Definition: The Explicit cost, also called as Actual Cost is the cost actually incurred by the firm for making all the physical payments and the contractual obligations. The physical payments include the cost of material, labor, plant, equipment, building, technology, advertisement, etc.
Thus, all the money expenses recorded in the books of accounts are, for practical purposes, the actual or explicit cost. This cost comes under the accounting cost concept, as all the physical and easily recognizable expenses incurred are recorded in the accounting books, which are then later analyzed to determine the efficiency with which the firm is operating.

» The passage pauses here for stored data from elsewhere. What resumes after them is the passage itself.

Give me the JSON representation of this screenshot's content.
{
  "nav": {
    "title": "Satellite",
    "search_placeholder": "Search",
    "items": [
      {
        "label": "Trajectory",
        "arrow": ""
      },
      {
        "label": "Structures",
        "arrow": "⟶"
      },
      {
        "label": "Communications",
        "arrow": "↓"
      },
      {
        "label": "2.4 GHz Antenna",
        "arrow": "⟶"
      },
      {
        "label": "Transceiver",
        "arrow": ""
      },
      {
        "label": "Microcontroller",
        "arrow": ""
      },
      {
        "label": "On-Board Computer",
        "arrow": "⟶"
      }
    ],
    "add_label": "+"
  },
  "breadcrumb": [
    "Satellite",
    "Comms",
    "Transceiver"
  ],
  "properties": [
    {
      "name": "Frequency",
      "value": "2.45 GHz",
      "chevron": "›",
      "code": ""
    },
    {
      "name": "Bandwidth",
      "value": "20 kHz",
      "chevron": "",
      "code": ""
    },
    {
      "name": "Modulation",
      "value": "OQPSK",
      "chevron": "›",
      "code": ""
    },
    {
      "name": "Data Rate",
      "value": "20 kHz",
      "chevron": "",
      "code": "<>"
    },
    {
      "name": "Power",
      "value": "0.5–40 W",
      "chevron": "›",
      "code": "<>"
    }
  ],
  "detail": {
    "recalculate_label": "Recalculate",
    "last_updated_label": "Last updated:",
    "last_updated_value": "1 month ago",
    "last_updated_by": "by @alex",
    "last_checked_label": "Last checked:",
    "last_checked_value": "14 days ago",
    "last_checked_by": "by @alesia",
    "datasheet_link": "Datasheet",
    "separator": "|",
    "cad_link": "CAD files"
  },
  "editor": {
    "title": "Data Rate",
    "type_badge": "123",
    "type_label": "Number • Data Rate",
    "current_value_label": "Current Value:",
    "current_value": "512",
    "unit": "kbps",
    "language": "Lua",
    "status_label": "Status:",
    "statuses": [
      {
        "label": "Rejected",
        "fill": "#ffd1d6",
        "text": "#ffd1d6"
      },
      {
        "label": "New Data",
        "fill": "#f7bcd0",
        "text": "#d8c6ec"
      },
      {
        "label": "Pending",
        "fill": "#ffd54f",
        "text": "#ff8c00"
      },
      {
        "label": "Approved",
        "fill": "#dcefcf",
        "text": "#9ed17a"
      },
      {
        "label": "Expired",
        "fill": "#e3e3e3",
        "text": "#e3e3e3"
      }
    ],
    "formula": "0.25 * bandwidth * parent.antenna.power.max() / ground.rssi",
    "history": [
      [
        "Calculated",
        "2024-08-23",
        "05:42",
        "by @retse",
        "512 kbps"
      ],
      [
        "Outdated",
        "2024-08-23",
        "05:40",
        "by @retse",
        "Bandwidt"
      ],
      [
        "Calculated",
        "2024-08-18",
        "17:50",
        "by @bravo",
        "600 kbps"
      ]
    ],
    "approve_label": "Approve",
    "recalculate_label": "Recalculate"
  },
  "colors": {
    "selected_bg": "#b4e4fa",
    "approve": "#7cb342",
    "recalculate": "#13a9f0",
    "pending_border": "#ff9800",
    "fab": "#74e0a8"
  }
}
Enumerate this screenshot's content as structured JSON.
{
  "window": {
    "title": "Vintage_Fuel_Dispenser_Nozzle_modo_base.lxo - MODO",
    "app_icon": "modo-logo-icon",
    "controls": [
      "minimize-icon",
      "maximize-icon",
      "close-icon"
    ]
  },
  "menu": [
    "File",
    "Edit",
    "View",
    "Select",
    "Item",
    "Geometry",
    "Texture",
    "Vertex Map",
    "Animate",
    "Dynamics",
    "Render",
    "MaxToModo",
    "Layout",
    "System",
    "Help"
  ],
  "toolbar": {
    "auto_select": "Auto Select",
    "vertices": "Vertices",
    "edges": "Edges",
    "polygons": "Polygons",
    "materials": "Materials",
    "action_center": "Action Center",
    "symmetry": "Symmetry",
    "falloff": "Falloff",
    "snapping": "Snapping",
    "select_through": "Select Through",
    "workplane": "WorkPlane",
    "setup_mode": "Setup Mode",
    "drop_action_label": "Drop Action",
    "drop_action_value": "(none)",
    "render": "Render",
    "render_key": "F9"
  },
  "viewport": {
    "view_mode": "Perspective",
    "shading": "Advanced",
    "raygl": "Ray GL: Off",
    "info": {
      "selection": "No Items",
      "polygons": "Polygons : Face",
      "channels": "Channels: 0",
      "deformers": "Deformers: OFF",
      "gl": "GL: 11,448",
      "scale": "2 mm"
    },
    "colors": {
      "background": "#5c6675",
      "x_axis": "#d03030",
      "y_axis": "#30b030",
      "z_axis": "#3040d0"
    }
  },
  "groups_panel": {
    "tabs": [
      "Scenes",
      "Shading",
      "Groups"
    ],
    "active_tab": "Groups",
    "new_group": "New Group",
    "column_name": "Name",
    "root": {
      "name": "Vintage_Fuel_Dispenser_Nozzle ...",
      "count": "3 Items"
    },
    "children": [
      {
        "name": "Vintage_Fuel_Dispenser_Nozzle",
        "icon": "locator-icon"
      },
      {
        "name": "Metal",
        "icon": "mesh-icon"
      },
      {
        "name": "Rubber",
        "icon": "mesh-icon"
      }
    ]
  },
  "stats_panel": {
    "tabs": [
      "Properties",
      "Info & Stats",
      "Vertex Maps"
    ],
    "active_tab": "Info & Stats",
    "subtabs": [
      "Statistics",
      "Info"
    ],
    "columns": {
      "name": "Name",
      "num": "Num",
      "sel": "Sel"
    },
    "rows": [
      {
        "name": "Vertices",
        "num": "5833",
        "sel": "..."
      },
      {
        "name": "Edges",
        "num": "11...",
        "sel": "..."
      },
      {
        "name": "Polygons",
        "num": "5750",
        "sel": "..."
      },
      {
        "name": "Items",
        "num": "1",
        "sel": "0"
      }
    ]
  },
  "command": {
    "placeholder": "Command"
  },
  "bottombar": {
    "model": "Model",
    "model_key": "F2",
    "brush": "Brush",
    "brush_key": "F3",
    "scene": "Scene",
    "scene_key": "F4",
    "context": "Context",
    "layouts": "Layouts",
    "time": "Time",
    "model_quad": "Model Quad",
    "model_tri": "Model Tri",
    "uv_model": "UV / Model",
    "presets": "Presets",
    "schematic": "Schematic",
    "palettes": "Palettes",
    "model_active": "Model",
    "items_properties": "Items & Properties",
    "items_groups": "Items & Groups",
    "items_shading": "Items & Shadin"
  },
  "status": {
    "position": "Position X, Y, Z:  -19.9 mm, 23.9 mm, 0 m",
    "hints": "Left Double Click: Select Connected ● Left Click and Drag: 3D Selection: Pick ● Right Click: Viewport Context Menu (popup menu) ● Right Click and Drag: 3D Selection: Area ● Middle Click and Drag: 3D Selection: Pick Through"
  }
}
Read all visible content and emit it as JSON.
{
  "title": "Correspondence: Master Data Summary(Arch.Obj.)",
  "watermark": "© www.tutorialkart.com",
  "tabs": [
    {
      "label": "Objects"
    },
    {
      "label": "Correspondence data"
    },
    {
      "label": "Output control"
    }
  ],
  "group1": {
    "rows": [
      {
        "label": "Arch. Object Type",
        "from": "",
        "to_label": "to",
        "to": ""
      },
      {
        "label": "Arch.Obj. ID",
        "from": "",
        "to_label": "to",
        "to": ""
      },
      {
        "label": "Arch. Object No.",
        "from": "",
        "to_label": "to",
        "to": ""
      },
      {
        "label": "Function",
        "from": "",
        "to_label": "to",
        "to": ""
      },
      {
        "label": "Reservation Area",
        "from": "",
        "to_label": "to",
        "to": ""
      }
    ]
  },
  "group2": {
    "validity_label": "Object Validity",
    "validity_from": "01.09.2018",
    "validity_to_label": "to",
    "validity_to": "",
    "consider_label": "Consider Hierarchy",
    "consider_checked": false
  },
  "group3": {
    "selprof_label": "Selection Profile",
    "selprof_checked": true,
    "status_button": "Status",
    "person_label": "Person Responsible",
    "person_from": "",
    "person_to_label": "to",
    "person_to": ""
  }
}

For example, suppose a firm purchases machinery worth Rs 1,00,000, then the amount paid is the actual or explicit cost. The explicit or actual cost involves the direct monetary payment and is paid to the external parties to keep the in-house operations of the business in motion. The explicit cost is in the form of rent, wages, commission, salaries, etc., which are recognizable and can be easily recorded in the books of accounts. These recorded facts help in determining both the accounting and economic profit of the firm.
The accounting profit is the profit obtained by subtracting cost (explicit) from the total revenue generated. While the economic profit is the profit calculated as total revenue minus the total opportunity cost of the resources used. Since the economic profit includes the opportunity cost (implicit cost), it is lower than the accounting profit.